More seriously...

--- In [email protected], "curtisdeltablues"
<[EMAIL PROTECTED]> wrote:
>
> The phrase "Jesus loves you" is totally mainstream and doesn't 
> raise an eyebrow anywhere. I don't suppose that people are all 
> referring to a mystical vision of Jesus although I'm sure some 
> are.  

Some certainly are. Some people I have a great deal
of respect for, like Bruce Cockburn, claim to have
had a very personal relationship with Jesus. And who
am I to say that they haven't? When it comes to this 
stuff, my position is that I Just Don't Know. 

> But the conviction that a historical person can have a 
> relationship with you, beyond their use as an inspirational 
> force, is really intriguing to me. It is taken for granted 
> in society as if it is the most natural thing in the world.  

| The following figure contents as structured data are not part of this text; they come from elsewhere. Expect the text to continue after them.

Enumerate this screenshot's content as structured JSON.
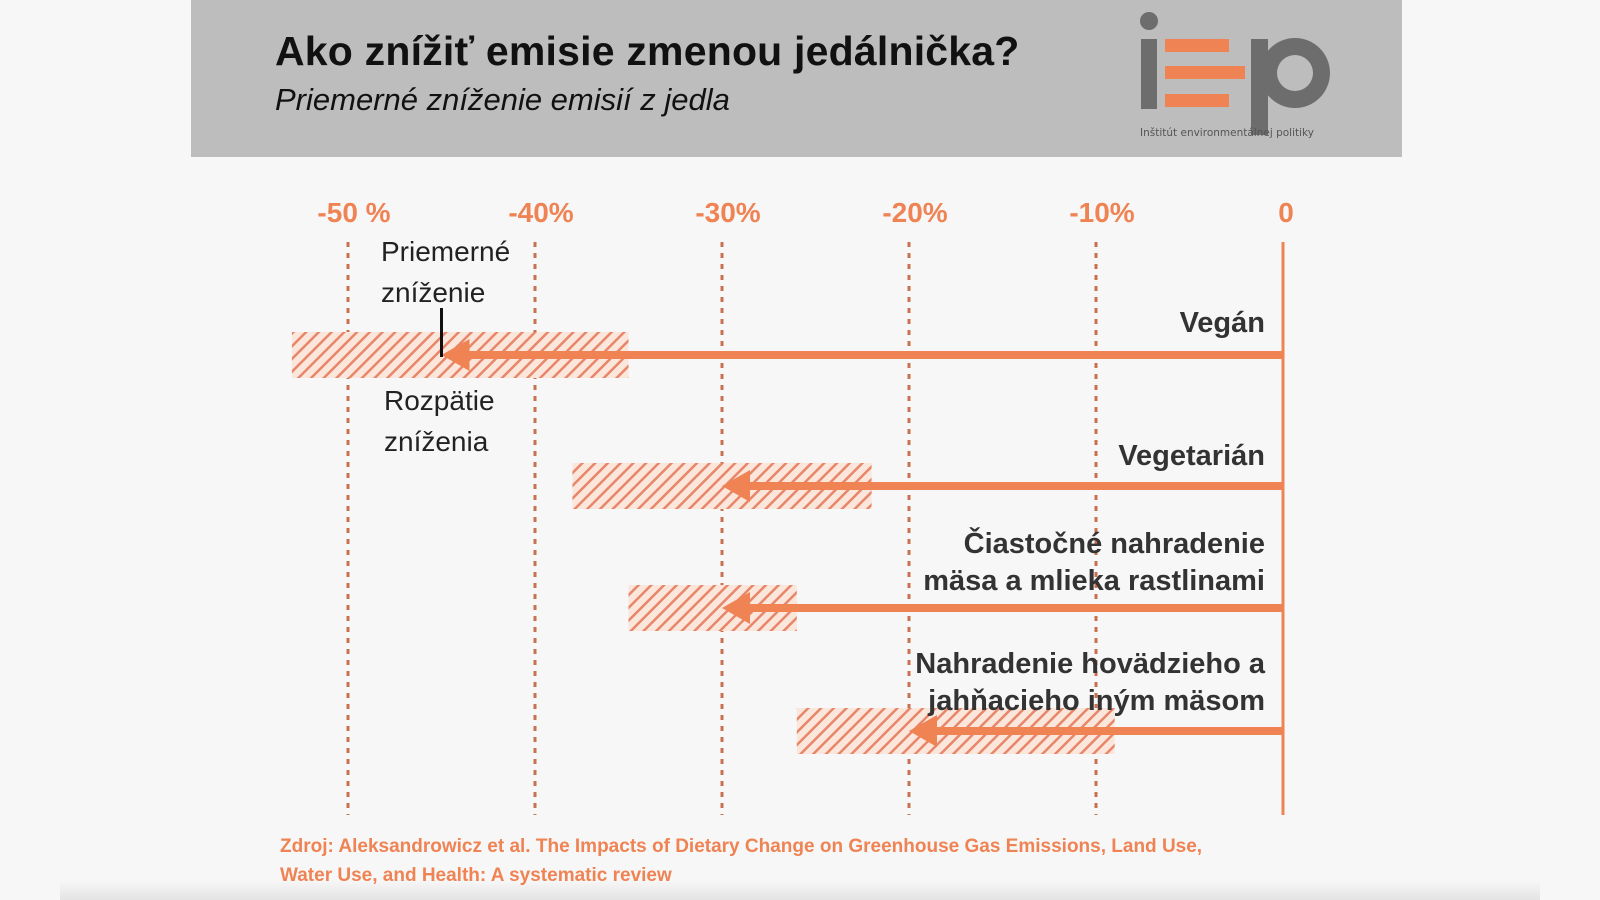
{
  "header": {
    "title": "Ako znížiť emisie zmenou jedálnička?",
    "subtitle": "Priemerné zníženie emisií z jedla",
    "logo_text": "iep",
    "logo_subtitle": "Inštitút environmentálnej politiky"
  },
  "colors": {
    "accent": "#ef8354",
    "dark_accent": "#c9704e",
    "header_bg": "#bdbdbd",
    "logo_grey": "#6d6d6d"
  },
  "chart_data": {
    "type": "bar",
    "orientation": "horizontal",
    "unit": "%",
    "xlim": [
      -50,
      0
    ],
    "x_ticks": [
      {
        "value": -50,
        "label": "-50 %"
      },
      {
        "value": -40,
        "label": "-40%"
      },
      {
        "value": -30,
        "label": "-30%"
      },
      {
        "value": -20,
        "label": "-20%"
      },
      {
        "value": -10,
        "label": "-10%"
      }
    ],
    "zero_label": "0",
    "grid": true,
    "series": [
      {
        "label": "Vegán",
        "average": -45,
        "range": [
          -53,
          -35
        ]
      },
      {
        "label": "Vegetarián",
        "average": -30,
        "range": [
          -38,
          -22
        ]
      },
      {
        "label": "Čiastočné nahradenie mäsa a mlieka rastlinami",
        "label_lines": [
          "Čiastočné nahradenie",
          "mäsa a mlieka rastlinami"
        ],
        "average": -30,
        "range": [
          -35,
          -26
        ]
      },
      {
        "label": "Nahradenie hovädzieho a jahňacieho iným mäsom",
        "label_lines": [
          "Nahradenie hovädzieho a",
          "jahňacieho iným mäsom"
        ],
        "average": -20,
        "range": [
          -26,
          -9
        ]
      }
    ],
    "annotations": {
      "average_label": [
        "Priemerné",
        "zníženie"
      ],
      "range_label": [
        "Rozpätie",
        "zníženia"
      ]
    }
  },
  "source": {
    "line1": "Zdroj: Aleksandrowicz et al. The Impacts of Dietary Change on Greenhouse Gas Emissions, Land Use,",
    "line2": "Water Use, and Health: A systematic review"
  }
}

And not just with Jesus or other spiritual figures.
People think nothing of saying that they have an
ongoing relationship with their dead grandmother
or uncle. 

Within Christianity, I think a lot of this belief
comes from why they like Jesus in the first place.
Jesus transcended death, and retained his individ-
uality while doing so. It's every ego's dream. So 
naturally one would *want* to believe that the egos
of other loved ones in one's own family could also
survive death with their individuality intact; if
they can, then so can you, right? It's a very ego-
stroking mythos.

It's a little more difficult for me to understand
in Eastern spiritual traditions, ones that tend to
center on the *dissolution* of the ego or small s
self or whatever you want to call it as a Good 
Thing. I've known monks whose whole *life* is about
trying to dissolve their own egos, *and yet* they
believe that their teacher, whom they consider
fully enlightened, didn't transcend his own ego
enough to attain formlessness when he died. They
not only persist in thinking of him as if he still
had individuality, some claim to be in touch with
him daily in an individual form. 

Maybe it's all much more simple than we think. Maybe
as humans we just tend to find physical forms (or
even the thought of physical forms) easier to identify
with and gain inspiration from than we do the formless.
It's kinda tough to develop a touchy-feely relationship
with the Void. So we personify the Void and have a 
touchy-feely relationship with that.